The CIA then disseminated a "burn" memorandum to all agencies that had received information based on the agent's reporting, alerting them that the reports were not credible.
Still, the State Department as recently as last week continued to link Mr. Narong with narcotics trafficking and said that his appointment in the new Thai Cabinet would complicate Thai-U.S. relations.
Asked to provide evidence, State Department spokesman Nicholas Burns said, "We're sure of our sources and we stand by those decisions."
The CIA inspector general has launched an investigation of the case, including the reported shredding of copies of a critical 1993 internal review.
The inspector general has the only remaining copy of the 50-page analysis, which concluded that neither the CIA nor Drug Enforcement Administration had credible evidence that Mr. Narong and many other Thais were involved in drug trafficking, sources close to the investigation said.
State Department officials declined to discuss the evidence against Mr. Narong because, they said, it would compromise intelligence sources and methods.
The CIA refused to discuss the case, other than to confirm that it is subject to an inspector general review.
The case of Mr. Narong, as outlined by several current and former administration and intelligence officials, raises questions about the government's ability to make public accusations against a foreign official or civilian without revealing the proof.
The State Department, for example, routinely has divulged that a visa for a foreign dignitary has been denied on grounds that the applicant is allegedly involved in narcotics or other criminal activity.
In 1992 the State Department disclosed that Mr. Narong, a wealthy landowner near the border with Myanmar (Burma), which produces most of the world's opium, had been denied a U.S. visa because he was believed involved in narcotics trafficking.
In the years since, Mr. Narong, who was educated at the University of Kentucky, has petitioned Presidents Bush and Clinton to clear his name and has retained several prominent lawyers, including Leonard Garment, to press his case -- to no avail.
"He's not been charged," said Barry Levine, a Garment associate. "[So] there is no burden of proof, no rules of disclosure, you can't cross-examine. . . . What you have is statements by sources who are unidentified. There's no way to uncover them. . . . How does he overcome this?"
Mr. Narong, 70, is bitter.
In a telephone interview from his home in Thailand, he said, "We are suffering, all my family. Even my grandchild. . . . It's not only the visa; [it's] the credibility of my family."
The public announcement not only derailed Mr. Narong's political career but affected Thailand's fledgling democratic process.
Mr. Narong's withdrawal as the prime minister-designate led to the appointment of Gen. Suchinda Kraprayoon, a member of the military junta that controlled the government until the elections that had seen Mr. Narong's party win the largest bloc of votes.
Anti-government demonstrations and protests soon followed. On May 18-19 the military unleashed troops firing rifles and automatic weapons against the unarmed protesters, killing 44 and injuring 736.
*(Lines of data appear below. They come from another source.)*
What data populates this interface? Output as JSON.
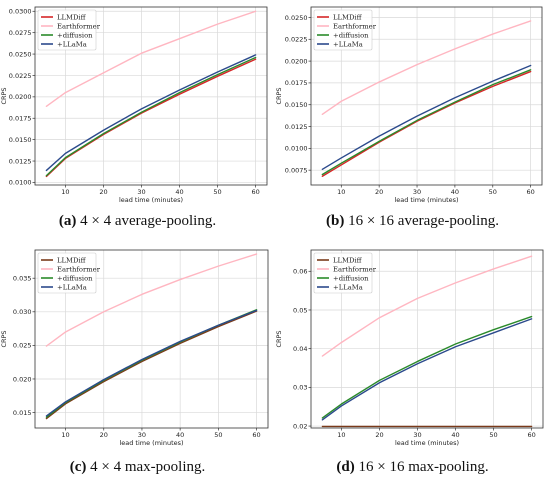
{
  "colors": {
    "LLMDiff": "#d62728",
    "Earthformer": "#ffb6c1",
    "+diffusion": "#2a8a2a",
    "+LLaMa": "#2b4a8c",
    "LLMDiff_dark": "#7a3a1a",
    "Earthformer_light": "#b8d8b8"
  },
  "captions": [
    {
      "label": "(a)",
      "text": " 4 × 4 average-pooling."
    },
    {
      "label": "(b)",
      "text": " 16 × 16 average-pooling."
    },
    {
      "label": "(c)",
      "text": " 4 × 4 max-pooling."
    },
    {
      "label": "(d)",
      "text": " 16 × 16 max-pooling."
    }
  ],
  "chart_data": [
    {
      "type": "line",
      "title": "",
      "xlabel": "lead time (minutes)",
      "ylabel": "CRPS",
      "xlim": [
        2,
        63
      ],
      "ylim": [
        0.0097,
        0.0305
      ],
      "xticks": [
        10,
        20,
        30,
        40,
        50,
        60
      ],
      "yticks": [
        0.01,
        0.0125,
        0.015,
        0.0175,
        0.02,
        0.0225,
        0.025,
        0.0275,
        0.03
      ],
      "ytick_labels": [
        "0.0100",
        "0.0125",
        "0.0150",
        "0.0175",
        "0.0200",
        "0.0225",
        "0.0250",
        "0.0275",
        "0.0300"
      ],
      "legend": "top-left",
      "x": [
        5,
        10,
        20,
        30,
        40,
        50,
        60
      ],
      "series": [
        {
          "name": "LLMDiff",
          "color_key": "LLMDiff",
          "values": [
            0.0107,
            0.0128,
            0.0156,
            0.0181,
            0.0203,
            0.0224,
            0.0244
          ]
        },
        {
          "name": "Earthformer",
          "color_key": "Earthformer",
          "values": [
            0.0189,
            0.0205,
            0.0228,
            0.0251,
            0.0268,
            0.0285,
            0.03
          ]
        },
        {
          "name": "+diffusion",
          "color_key": "+diffusion",
          "values": [
            0.0108,
            0.0129,
            0.0157,
            0.0182,
            0.0205,
            0.0226,
            0.0246
          ]
        },
        {
          "name": "+LLaMa",
          "color_key": "+LLaMa",
          "values": [
            0.0114,
            0.0134,
            0.0161,
            0.0186,
            0.0208,
            0.0229,
            0.0249
          ]
        }
      ]
    },
    {
      "type": "line",
      "title": "",
      "xlabel": "lead time (minutes)",
      "ylabel": "CRPS",
      "xlim": [
        2,
        63
      ],
      "ylim": [
        0.0058,
        0.0262
      ],
      "xticks": [
        10,
        20,
        30,
        40,
        50,
        60
      ],
      "yticks": [
        0.0075,
        0.01,
        0.0125,
        0.015,
        0.0175,
        0.02,
        0.0225,
        0.025
      ],
      "ytick_labels": [
        "0.0075",
        "0.0100",
        "0.0125",
        "0.0150",
        "0.0175",
        "0.0200",
        "0.0225",
        "0.0250"
      ],
      "legend": "top-left",
      "x": [
        5,
        10,
        20,
        30,
        40,
        50,
        60
      ],
      "series": [
        {
          "name": "LLMDiff",
          "color_key": "LLMDiff",
          "values": [
            0.0068,
            0.0081,
            0.0107,
            0.0131,
            0.0152,
            0.0171,
            0.0188
          ]
        },
        {
          "name": "Earthformer",
          "color_key": "Earthformer",
          "values": [
            0.0139,
            0.0154,
            0.0176,
            0.0196,
            0.0214,
            0.0231,
            0.0246
          ]
        },
        {
          "name": "+diffusion",
          "color_key": "+diffusion",
          "values": [
            0.007,
            0.0083,
            0.0108,
            0.0132,
            0.0153,
            0.0173,
            0.019
          ]
        },
        {
          "name": "+LLaMa",
          "color_key": "+LLaMa",
          "values": [
            0.0076,
            0.0089,
            0.0114,
            0.0137,
            0.0158,
            0.0177,
            0.0195
          ]
        }
      ]
    },
    {
      "type": "line",
      "title": "",
      "xlabel": "lead time (minutes)",
      "ylabel": "CRPS",
      "xlim": [
        2,
        63
      ],
      "ylim": [
        0.0127,
        0.0392
      ],
      "xticks": [
        10,
        20,
        30,
        40,
        50,
        60
      ],
      "yticks": [
        0.015,
        0.02,
        0.025,
        0.03,
        0.035
      ],
      "ytick_labels": [
        "0.015",
        "0.020",
        "0.025",
        "0.030",
        "0.035"
      ],
      "legend": "top-left",
      "x": [
        5,
        10,
        20,
        30,
        40,
        50,
        60
      ],
      "series": [
        {
          "name": "LLMDiff",
          "color_key": "LLMDiff_dark",
          "values": [
            0.0141,
            0.0163,
            0.0196,
            0.0226,
            0.0253,
            0.0278,
            0.0301
          ]
        },
        {
          "name": "Earthformer",
          "color_key": "Earthformer",
          "values": [
            0.0249,
            0.027,
            0.03,
            0.0326,
            0.0348,
            0.0368,
            0.0386
          ]
        },
        {
          "name": "+diffusion",
          "color_key": "+diffusion",
          "values": [
            0.0143,
            0.0165,
            0.0198,
            0.0228,
            0.0255,
            0.028,
            0.0303
          ]
        },
        {
          "name": "+LLaMa",
          "color_key": "+LLaMa",
          "values": [
            0.0145,
            0.0166,
            0.0199,
            0.0229,
            0.0256,
            0.028,
            0.0302
          ]
        }
      ]
    },
    {
      "type": "line",
      "title": "",
      "xlabel": "lead time (minutes)",
      "ylabel": "CRPS",
      "xlim": [
        2,
        63
      ],
      "ylim": [
        0.0195,
        0.0655
      ],
      "xticks": [
        10,
        20,
        30,
        40,
        50,
        60
      ],
      "yticks": [
        0.02,
        0.03,
        0.04,
        0.05,
        0.06
      ],
      "ytick_labels": [
        "0.02",
        "0.03",
        "0.04",
        "0.05",
        "0.06"
      ],
      "legend": "top-left",
      "x": [
        5,
        10,
        20,
        30,
        40,
        50,
        60
      ],
      "series": [
        {
          "name": "LLMDiff",
          "color_key": "LLMDiff_dark",
          "values": [
            0.0199,
            0.0199,
            0.0199,
            0.0199,
            0.0199,
            0.0199,
            0.0199
          ]
        },
        {
          "name": "Earthformer",
          "color_key": "Earthformer",
          "values": [
            0.0381,
            0.0416,
            0.048,
            0.053,
            0.057,
            0.0606,
            0.0639
          ]
        },
        {
          "name": "+diffusion",
          "color_key": "+diffusion",
          "values": [
            0.0221,
            0.0257,
            0.0318,
            0.0367,
            0.0412,
            0.0449,
            0.0483
          ]
        },
        {
          "name": "+LLaMa",
          "color_key": "+LLaMa",
          "values": [
            0.0216,
            0.0252,
            0.0312,
            0.0361,
            0.0405,
            0.0441,
            0.0477
          ]
        }
      ]
    }
  ]
}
Later that month General Suchinda resigned as prime minister.
Two former CIA officers with intimate knowledge of how the government handled the Narong case said that there was no credible evidence against the businessman.
Interviewed separately, they said that the CIA station in Bangkok, which has a major role in gathering intelligence on opium and heroin trafficking in the Golden Triangle of Myanmar, Thailand and Laos, had absolutely no information on Mr. Narong until 1991, when its agent delivered the bogus bombshell.
They said that the case against Mr. Narong unraveled in 1993 when an operations officer who specialized in the region was ordered by the Counternarcotics Center (Now the Crime and Narcotics Center) to come up with a plan to dismantle Mr. Narong's alleged heroin network in Thailand.
In researching the government files -- which included all information from the Drug Enforcement Agency, the CIA, National Security Agency intercepts and other sources -- the officer discovered that there was virtually no credible information on many of the officials who were purported to be heroin traffickers, including Mr. Narong.